Старичок кивнул. Подобно всем мастерам, он разговаривал только за работой и теперь сжимал в горсти маленькие лампочки, словно кладку яиц, и погружал их в непрозрачный раствор, смутно похожий на дистиллят. Цель операции была определенно неизъяснима. Мастер просушивал лампочки феном, таким же старым, как и он сам.
Они потратили массу времени, рассуждая о природе лампочек, и Джаспер Гвин в конце концов открыл для себя целую вселенную, о существовании которой никогда не подозревал. С особенным удовольствием он узнал, что формы лампочек варьируются до бесконечности, но основных шестнадцать, и у каждой есть свое имя. Согласно некой весьма изысканной конвенции, это имена королев или принцесс. Джаспер Гвин выбрал лампочки «Катерина Медичи»: они походили на слезы, пролитые люстрой.

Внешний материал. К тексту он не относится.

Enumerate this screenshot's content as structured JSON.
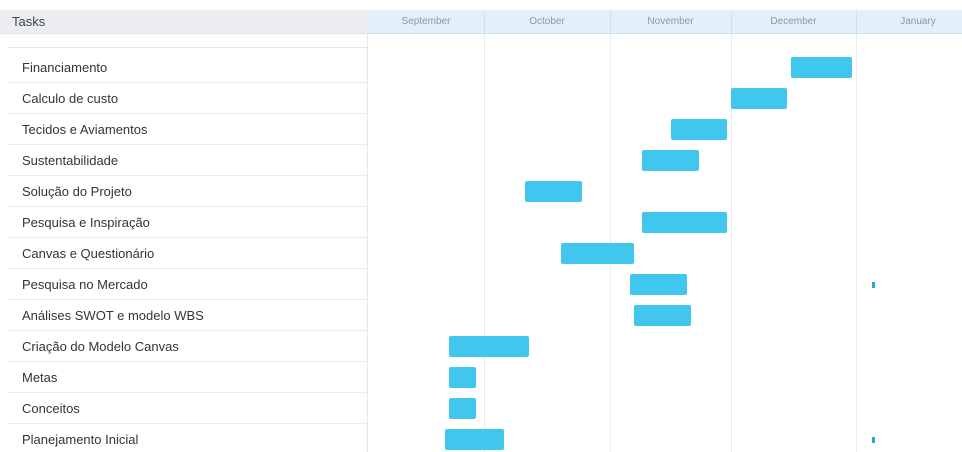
{
  "header": {
    "tasks_label": "Tasks"
  },
  "months": [
    "September",
    "October",
    "November",
    "December",
    "January"
  ],
  "tasks": [
    {
      "name": "Financiamento",
      "start": "2017-12-16",
      "end": "2017-12-31"
    },
    {
      "name": "Calculo de custo",
      "start": "2017-12-01",
      "end": "2017-12-15"
    },
    {
      "name": "Tecidos e Aviamentos",
      "start": "2017-11-16",
      "end": "2017-11-30"
    },
    {
      "name": "Sustentabilidade",
      "start": "2017-11-09",
      "end": "2017-11-23"
    },
    {
      "name": "Solução do Projeto",
      "start": "2017-10-11",
      "end": "2017-10-25"
    },
    {
      "name": "Pesquisa e Inspiração",
      "start": "2017-11-09",
      "end": "2017-11-30"
    },
    {
      "name": "Canvas e Questionário",
      "start": "2017-10-20",
      "end": "2017-11-07"
    },
    {
      "name": "Pesquisa no Mercado",
      "start": "2017-11-06",
      "end": "2017-11-20",
      "milestone": "2018-01-05"
    },
    {
      "name": "Análises SWOT e modelo WBS",
      "start": "2017-11-07",
      "end": "2017-11-21"
    },
    {
      "name": "Criação do Modelo Canvas",
      "start": "2017-09-22",
      "end": "2017-10-12"
    },
    {
      "name": "Metas",
      "start": "2017-09-22",
      "end": "2017-09-29"
    },
    {
      "name": "Conceitos",
      "start": "2017-09-22",
      "end": "2017-09-29"
    },
    {
      "name": "Planejamento Inicial",
      "start": "2017-09-21",
      "end": "2017-10-06",
      "milestone": "2018-01-05"
    }
  ],
  "colors": {
    "bar": "#41c6ee",
    "milestone": "#2aa6d8",
    "timeline_header": "#e1f0fa",
    "task_header": "#ebedf0"
  }
}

– Тридцать два дня? – уточнил старичок, когда решил, что этот заказчик достоин его работы.
– Таков замысел.
– Нужно знать, сколько раз их будут выключать и включать снова.
– Один раз, – не колеблясь, ответил Джаспер Гвин.
– Откуда вы знаете?
– Знаю.
Старичок застыл на месте и поднял взгляд на Джаспера Гвина. Уставился, можно сказать, в самую спираль очей. Искал там что-то, но не нашел. Зазубрину нити, предвещающую обрыв. Потом снова склонился к своей работе, разжал ладони.
– Нужно будет очень осторожно перевозить их и вкручивать, – сказал он. – Вы умеете держать лампочку в руках?
– Я никогда над этим не задумывался, – ответил Джаспер Гвин.
Старичок протянул ему лампочку. То оказалась «Елизавета Романова». Джаспер Гвин бережно зажал ее в ладони. Старичок поморщился.
– Берите пальцами. Так вы ее погубите.
Джаспер Гвин послушался.
– Штыковое соединение, – изрек старикашка и покачал головой. – Отдать вам лампочки как они есть, вы мне их перебьете еще до того, как вкрутите. – И забрал обратно свою «Елизавету Романову».
Они договорились, что через девять дней старичок вручит Джасперу Гвину восемнадцать лампочек «Катерина Медичи», которые погаснут в промежуток времени от семисот шестидесяти до восьмисот тридцати часов. Они угаснут без агонии, бесполезных вспышек и взрывов. Угаснут одна за другой, в порядке, предугадать который не дано никому.
– Мы забыли обговорить, в какой тональности будет свет, – сказал Джаспер Гвин, уже собираясь уходить.
– А вы в какой хотите?
– В детской.
– Учту.
Они распрощались, пожав друг другу руки, и Джаспер Гвин поймал себя на том, что делает это бережно, как много лет назад, когда прощался за руку с пианистами.